CB: They are just small special interest groups that meet often to practice, plan, and prepare. Some of the cells are may even be politically incorrect. The dance cell, the martial arts cell, the fire cell, the electronic and new music cells-it’s up to them what they program. The idea is to create another living room for the people involved. There are cells almost every night, but Friday is reserved for open studios.

Have you received anything that you would describe as recognition from outside the tribe?

CB: Sure. When the UCSB Media Lab wanted to do their final presentations at the Pescadrome, we knew we had something that other people could understand.

How would you define what you are trying to do?

DR: We are part of the not-for-profit community beehive. We feel it is our mission to elaborate the community and export the experience. Everything we do is designed to give people in the community opportunities.

Beyond that, what is the goal of the social part?

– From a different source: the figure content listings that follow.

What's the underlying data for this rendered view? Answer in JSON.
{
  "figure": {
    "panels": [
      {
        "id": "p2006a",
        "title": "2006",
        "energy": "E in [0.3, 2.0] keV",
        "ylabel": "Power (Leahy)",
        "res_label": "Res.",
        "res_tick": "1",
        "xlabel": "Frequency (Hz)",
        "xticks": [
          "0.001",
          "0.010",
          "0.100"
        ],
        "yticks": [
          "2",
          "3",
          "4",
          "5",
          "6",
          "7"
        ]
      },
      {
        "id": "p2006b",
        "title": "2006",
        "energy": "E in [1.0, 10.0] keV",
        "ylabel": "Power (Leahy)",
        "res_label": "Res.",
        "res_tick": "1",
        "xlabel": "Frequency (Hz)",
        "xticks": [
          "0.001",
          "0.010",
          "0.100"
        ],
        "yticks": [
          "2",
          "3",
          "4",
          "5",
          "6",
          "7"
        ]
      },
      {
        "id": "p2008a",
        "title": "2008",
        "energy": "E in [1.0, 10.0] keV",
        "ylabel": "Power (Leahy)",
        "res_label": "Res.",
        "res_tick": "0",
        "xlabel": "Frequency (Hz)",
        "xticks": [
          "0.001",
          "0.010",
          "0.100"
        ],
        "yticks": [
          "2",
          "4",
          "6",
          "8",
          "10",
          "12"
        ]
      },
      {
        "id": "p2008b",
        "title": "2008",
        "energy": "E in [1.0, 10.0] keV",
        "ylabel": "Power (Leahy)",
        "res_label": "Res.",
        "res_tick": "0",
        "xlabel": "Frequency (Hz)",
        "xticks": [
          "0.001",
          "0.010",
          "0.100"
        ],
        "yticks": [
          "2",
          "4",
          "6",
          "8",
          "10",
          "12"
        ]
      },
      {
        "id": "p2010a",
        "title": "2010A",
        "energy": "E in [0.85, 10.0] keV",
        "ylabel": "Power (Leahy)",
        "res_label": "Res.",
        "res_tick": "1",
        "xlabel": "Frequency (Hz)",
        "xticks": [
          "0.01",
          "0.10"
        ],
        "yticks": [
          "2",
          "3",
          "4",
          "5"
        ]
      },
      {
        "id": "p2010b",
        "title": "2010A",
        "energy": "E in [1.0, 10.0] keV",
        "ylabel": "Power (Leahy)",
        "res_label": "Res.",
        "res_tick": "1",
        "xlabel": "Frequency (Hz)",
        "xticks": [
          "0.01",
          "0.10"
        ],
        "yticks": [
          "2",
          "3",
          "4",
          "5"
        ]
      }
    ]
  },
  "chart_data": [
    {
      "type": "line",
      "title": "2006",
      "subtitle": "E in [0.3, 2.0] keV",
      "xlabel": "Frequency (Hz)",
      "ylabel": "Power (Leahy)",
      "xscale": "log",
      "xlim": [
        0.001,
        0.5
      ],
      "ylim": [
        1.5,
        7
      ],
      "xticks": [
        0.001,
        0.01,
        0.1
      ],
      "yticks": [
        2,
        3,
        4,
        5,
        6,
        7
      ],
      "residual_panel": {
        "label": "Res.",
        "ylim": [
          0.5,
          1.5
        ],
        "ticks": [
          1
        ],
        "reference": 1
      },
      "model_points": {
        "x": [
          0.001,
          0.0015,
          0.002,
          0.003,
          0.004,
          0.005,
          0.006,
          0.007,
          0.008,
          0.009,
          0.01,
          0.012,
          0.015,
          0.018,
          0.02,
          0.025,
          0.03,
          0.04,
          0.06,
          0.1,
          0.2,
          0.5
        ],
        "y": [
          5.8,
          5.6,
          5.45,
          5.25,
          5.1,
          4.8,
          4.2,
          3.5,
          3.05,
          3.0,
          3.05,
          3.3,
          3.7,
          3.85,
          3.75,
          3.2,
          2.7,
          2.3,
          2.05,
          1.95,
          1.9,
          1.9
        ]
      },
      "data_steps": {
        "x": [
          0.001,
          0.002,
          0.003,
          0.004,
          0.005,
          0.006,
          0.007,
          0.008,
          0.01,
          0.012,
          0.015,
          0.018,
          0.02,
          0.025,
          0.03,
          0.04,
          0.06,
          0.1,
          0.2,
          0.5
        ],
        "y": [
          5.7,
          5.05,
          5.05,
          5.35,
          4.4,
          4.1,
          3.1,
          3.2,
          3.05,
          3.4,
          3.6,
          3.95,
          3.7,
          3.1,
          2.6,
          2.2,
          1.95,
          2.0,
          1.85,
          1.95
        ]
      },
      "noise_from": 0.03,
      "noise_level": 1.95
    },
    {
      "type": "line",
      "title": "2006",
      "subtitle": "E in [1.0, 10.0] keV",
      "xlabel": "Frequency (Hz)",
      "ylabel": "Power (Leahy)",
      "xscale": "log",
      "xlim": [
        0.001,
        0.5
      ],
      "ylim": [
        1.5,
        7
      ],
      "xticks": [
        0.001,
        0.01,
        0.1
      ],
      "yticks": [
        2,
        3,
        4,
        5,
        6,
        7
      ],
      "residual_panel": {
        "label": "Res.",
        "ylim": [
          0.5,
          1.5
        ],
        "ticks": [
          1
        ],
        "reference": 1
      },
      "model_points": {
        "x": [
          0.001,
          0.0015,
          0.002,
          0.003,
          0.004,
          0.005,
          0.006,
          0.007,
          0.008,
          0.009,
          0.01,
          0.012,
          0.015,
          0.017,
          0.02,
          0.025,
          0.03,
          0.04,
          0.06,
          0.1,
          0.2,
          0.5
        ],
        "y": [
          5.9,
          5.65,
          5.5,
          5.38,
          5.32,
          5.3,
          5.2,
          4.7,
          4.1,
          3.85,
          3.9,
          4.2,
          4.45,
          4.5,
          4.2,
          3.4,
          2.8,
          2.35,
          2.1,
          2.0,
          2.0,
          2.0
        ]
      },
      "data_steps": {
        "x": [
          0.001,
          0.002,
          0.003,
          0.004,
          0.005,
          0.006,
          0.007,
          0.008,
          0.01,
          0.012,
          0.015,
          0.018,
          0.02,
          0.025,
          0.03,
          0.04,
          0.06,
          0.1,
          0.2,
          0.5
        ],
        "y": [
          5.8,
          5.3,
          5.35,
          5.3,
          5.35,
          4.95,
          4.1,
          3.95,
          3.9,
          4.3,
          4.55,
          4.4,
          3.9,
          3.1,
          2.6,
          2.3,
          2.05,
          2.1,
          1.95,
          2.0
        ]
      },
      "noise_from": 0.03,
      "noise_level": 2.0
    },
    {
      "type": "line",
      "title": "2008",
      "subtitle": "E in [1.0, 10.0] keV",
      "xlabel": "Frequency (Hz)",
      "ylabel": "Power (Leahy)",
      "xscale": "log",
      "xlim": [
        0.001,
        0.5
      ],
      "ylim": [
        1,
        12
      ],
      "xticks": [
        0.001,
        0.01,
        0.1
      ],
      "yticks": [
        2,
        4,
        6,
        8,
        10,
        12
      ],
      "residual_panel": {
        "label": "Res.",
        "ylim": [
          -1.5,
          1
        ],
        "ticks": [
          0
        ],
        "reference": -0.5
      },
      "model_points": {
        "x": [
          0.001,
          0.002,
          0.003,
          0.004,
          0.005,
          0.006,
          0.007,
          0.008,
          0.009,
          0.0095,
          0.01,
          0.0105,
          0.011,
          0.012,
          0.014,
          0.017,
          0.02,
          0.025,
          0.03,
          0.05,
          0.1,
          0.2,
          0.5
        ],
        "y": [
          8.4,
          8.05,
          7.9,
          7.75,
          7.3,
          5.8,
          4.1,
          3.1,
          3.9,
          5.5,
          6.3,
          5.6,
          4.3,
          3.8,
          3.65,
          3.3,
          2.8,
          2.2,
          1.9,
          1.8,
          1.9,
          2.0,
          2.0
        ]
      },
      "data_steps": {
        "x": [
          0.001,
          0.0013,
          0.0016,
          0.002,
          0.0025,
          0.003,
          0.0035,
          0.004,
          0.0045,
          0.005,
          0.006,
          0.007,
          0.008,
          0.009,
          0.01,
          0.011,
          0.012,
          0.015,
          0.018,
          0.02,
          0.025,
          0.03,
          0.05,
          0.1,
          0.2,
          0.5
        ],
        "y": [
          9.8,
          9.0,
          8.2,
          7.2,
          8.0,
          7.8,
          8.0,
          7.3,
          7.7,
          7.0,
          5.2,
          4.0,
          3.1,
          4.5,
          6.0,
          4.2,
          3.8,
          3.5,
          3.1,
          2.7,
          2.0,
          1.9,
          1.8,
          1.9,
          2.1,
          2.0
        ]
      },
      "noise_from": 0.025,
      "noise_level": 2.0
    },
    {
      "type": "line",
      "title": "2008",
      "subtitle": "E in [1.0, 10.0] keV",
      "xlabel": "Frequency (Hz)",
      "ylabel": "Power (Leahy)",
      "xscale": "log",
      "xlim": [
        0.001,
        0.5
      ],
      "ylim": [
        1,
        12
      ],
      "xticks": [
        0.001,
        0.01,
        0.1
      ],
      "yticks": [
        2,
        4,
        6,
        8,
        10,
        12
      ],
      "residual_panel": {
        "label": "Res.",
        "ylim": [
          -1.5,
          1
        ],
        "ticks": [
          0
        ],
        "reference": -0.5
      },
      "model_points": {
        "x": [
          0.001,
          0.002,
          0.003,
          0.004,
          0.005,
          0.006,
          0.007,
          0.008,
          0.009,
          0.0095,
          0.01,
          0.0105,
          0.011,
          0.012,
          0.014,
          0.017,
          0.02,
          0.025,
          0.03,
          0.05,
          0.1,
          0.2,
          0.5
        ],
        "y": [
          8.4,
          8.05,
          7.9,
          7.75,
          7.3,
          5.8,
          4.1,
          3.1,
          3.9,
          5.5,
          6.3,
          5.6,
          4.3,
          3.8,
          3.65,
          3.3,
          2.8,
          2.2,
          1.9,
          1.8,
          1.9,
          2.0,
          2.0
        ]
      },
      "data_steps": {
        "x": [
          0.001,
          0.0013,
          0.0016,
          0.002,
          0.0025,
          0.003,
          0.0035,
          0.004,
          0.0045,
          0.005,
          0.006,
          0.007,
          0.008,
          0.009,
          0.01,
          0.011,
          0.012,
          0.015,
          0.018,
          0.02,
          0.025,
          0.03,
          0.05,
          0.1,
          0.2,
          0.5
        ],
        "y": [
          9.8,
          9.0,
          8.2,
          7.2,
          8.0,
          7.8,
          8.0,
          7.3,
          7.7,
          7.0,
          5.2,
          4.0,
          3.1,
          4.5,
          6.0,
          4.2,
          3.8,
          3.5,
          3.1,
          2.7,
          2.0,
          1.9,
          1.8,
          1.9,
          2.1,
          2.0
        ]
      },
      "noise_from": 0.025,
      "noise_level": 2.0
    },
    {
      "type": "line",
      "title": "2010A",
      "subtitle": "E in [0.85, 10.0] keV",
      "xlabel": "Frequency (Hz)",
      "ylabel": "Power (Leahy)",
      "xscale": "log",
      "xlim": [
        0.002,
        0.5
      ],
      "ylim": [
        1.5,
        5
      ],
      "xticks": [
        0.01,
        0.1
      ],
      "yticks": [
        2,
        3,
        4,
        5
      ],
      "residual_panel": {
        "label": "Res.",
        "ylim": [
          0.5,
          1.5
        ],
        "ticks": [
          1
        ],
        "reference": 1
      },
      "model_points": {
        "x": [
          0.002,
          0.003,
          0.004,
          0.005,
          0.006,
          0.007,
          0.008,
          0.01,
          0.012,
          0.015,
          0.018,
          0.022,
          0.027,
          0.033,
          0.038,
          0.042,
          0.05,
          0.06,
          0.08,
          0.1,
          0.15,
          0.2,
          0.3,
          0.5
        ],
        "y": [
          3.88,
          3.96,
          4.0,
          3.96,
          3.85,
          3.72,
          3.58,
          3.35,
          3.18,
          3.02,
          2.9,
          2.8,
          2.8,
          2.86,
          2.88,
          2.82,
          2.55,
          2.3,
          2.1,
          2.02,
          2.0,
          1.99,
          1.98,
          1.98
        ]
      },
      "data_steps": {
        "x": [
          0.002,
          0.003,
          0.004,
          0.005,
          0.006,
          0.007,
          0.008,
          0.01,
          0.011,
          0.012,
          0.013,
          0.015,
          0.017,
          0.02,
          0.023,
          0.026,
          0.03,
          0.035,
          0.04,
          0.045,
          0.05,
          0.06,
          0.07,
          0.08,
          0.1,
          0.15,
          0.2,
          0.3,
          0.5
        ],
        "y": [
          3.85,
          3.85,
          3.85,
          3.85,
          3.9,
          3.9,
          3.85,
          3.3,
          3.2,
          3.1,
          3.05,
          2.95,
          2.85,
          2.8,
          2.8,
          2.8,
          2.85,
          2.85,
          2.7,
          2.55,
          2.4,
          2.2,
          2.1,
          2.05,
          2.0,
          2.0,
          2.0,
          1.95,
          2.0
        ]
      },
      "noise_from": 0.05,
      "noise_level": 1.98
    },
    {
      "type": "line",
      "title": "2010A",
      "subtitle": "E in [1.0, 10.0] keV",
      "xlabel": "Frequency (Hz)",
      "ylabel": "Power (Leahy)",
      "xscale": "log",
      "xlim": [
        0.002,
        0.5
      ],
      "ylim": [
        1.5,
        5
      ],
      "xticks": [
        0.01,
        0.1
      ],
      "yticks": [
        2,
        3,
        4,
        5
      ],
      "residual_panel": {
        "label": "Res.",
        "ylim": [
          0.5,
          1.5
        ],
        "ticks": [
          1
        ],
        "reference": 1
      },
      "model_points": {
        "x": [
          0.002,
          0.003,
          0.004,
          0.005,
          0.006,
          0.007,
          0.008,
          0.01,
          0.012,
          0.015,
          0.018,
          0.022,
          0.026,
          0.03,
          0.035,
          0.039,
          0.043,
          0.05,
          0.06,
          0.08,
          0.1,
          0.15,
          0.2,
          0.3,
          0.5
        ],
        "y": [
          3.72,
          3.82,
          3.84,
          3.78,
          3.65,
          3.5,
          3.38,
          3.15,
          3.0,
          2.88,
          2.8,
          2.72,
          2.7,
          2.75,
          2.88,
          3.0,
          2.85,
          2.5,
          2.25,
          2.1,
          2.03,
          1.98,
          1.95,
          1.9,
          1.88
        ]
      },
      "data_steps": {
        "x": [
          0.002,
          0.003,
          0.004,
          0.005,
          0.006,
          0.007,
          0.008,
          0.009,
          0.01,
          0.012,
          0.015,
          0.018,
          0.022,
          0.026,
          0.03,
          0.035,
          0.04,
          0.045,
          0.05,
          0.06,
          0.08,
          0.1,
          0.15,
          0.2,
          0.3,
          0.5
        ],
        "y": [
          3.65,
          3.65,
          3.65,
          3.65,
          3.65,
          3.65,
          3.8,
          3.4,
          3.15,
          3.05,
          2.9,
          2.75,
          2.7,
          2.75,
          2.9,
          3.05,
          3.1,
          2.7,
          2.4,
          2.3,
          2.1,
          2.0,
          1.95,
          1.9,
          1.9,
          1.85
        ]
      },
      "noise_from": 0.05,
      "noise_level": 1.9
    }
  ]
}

DR: We are creating a tribe. It’s a question that has always interested me: How, if you are not born into it, or married into it, do you enter a tribe? That’s what we are attempting to do, the question we are attempting to answer. We are using science, technique, and knowledge to create a community.

Are their social benefits to forming a tribe?

DR: Of course. The thing about it is, once you have cohered as a tribe, wherever you go, you are now a posse. It opens things up a lot to have people with you.

Give me an example of something you have done recently.

CB: On Halloween we created a city at Reds that was built by the participants to surround a giant robot. It was called “Heroes of the Apocalypse.” We danced in the city that we made for hours. The next day we came back and broke it all down. Because we think that all art is inherently a reaction to the environment, we try to provide these cool stages for people to activate themselves. We want there to be no expectations, just possibilities and options to enjoy.

What can we expect in the future?

CB: We are always active around the holidays, but that’s all I can say about that. In the spring we plan to go a little more public than we have in the past in terms of venues. We have taken blocks of time at Center Stage Theater in the Paseo Nuevo in March, June, and October. It’s our first attempt to move into the fully public space, but we hope to maintain our identity.